Auch die Tatsache, dass Dr. F. die Teilnahme des Begleiters an der Untersuchung ablehnte, begründet nicht die Besorgnis der Befangenheit. Der Kläger weist darauf hin, dass er auf die Anwesenheit seines Freundes bei der Untersuchung selbst verzichtet hat. Auf die Frage, ob er den Zeugen M. gemäß § 73 SGG hätte bevollmächtigen können und dieser dann an der Teilnahme zur Untersuchung berechtigt gewesen wäre, braucht deshalb nicht eingegangen zu werden.

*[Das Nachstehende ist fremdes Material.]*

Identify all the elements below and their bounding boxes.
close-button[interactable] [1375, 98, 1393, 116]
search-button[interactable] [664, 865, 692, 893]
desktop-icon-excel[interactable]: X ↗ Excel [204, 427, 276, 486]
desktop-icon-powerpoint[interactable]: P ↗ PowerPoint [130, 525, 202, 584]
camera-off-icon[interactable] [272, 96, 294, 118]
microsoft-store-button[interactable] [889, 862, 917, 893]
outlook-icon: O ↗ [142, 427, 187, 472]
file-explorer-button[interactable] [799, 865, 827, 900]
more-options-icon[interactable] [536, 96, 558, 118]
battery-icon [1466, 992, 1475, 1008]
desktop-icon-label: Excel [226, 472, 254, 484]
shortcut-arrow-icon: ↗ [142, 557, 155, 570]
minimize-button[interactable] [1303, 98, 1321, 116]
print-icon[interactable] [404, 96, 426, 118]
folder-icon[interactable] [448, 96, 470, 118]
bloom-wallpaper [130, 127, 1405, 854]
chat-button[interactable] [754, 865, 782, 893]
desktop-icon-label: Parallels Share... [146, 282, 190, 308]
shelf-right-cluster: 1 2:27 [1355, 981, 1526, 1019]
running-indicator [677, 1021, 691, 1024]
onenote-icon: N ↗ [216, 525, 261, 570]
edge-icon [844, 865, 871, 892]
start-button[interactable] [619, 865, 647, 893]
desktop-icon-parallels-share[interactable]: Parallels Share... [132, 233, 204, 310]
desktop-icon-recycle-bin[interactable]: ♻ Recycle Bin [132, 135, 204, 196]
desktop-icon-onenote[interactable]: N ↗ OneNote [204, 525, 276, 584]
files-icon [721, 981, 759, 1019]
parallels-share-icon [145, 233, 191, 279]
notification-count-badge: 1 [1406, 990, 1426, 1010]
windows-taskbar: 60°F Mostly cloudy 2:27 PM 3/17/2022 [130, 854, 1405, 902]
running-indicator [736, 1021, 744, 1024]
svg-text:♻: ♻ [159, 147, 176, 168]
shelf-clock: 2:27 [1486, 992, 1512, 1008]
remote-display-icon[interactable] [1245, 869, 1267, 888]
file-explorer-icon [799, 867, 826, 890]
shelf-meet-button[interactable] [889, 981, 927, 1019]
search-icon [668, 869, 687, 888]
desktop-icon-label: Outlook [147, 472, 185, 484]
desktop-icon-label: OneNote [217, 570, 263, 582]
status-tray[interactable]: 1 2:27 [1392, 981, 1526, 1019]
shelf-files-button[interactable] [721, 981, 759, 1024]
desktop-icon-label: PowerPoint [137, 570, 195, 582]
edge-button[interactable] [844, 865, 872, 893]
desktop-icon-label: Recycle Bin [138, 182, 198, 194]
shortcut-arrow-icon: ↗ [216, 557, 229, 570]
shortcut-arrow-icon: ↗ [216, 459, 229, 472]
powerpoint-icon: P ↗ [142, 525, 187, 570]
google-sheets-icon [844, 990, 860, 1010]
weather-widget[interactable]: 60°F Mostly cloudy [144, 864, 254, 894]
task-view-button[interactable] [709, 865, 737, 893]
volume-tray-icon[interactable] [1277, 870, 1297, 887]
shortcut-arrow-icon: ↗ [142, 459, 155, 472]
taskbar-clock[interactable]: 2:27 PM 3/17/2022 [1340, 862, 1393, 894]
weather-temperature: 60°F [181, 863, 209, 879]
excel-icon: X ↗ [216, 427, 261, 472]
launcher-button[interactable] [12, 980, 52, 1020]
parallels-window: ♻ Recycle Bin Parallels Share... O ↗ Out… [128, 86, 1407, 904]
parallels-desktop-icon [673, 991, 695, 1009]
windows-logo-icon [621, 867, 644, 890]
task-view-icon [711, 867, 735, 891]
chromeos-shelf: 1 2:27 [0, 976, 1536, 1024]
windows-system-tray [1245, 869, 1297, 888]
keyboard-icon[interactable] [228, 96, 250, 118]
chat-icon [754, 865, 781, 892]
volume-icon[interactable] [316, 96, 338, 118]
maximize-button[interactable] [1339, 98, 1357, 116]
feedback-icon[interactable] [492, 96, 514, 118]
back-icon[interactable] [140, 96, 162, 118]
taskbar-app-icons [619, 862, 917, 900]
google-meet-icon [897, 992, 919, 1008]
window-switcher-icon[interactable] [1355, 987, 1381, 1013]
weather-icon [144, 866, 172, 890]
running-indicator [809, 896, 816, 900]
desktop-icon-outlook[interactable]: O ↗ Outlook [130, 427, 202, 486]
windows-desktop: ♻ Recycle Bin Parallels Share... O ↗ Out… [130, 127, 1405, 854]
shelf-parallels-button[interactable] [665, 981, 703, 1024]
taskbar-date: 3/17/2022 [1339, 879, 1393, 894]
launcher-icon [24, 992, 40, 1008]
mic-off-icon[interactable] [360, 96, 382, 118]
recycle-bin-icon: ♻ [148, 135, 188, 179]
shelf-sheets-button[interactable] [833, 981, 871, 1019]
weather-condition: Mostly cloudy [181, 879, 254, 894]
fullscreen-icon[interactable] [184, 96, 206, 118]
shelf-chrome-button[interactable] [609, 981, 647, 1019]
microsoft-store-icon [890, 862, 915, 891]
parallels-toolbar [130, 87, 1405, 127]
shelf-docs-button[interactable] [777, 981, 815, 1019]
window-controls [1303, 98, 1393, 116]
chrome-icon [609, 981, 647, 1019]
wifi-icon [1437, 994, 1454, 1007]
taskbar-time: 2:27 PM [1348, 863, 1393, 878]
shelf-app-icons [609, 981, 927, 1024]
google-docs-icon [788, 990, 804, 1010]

Im Übrigen würden sachliche Mängel eines Gutachtens, wie sie vom Bf. vorgebracht werden, eine Ablehnung eines Sachverständigen wegen Besorgnis der Befangenheit nicht rechtfertigen. Eventuelle Unzulänglichkeiten treffen beide Parteien und können lediglich dazu führen, die Rechte des Prozessrechts in Anspruch zu nehmen, insbesondere ein neues Gutachten einzuholen (vgl. § 412 ZPO). Derartige Mängel eines Gutachtens können allenfalls ein Gutachten entwerten. Die inhaltliche Bewertung des Gutachtens obliegt dem entscheidenden Gericht im Rahmen der freien Beweiswürdigung (§ 128 Abs. 1
Satz 1 SGG) und kann nicht in ein Verfahren wegen Besorgnis der Befangenheit vorgezogen werden.
Das Sozialgericht hat damit zutreffend den Antrag auf Ablehnung des Sachverständigen Dr. F. zurückgewiesen.
Die Kostenentscheidung beruht auf entsprechender Anwendung des § 193 SGG.
Dieser Beschluss ist gemäß § 177 SGG unanfechtbar.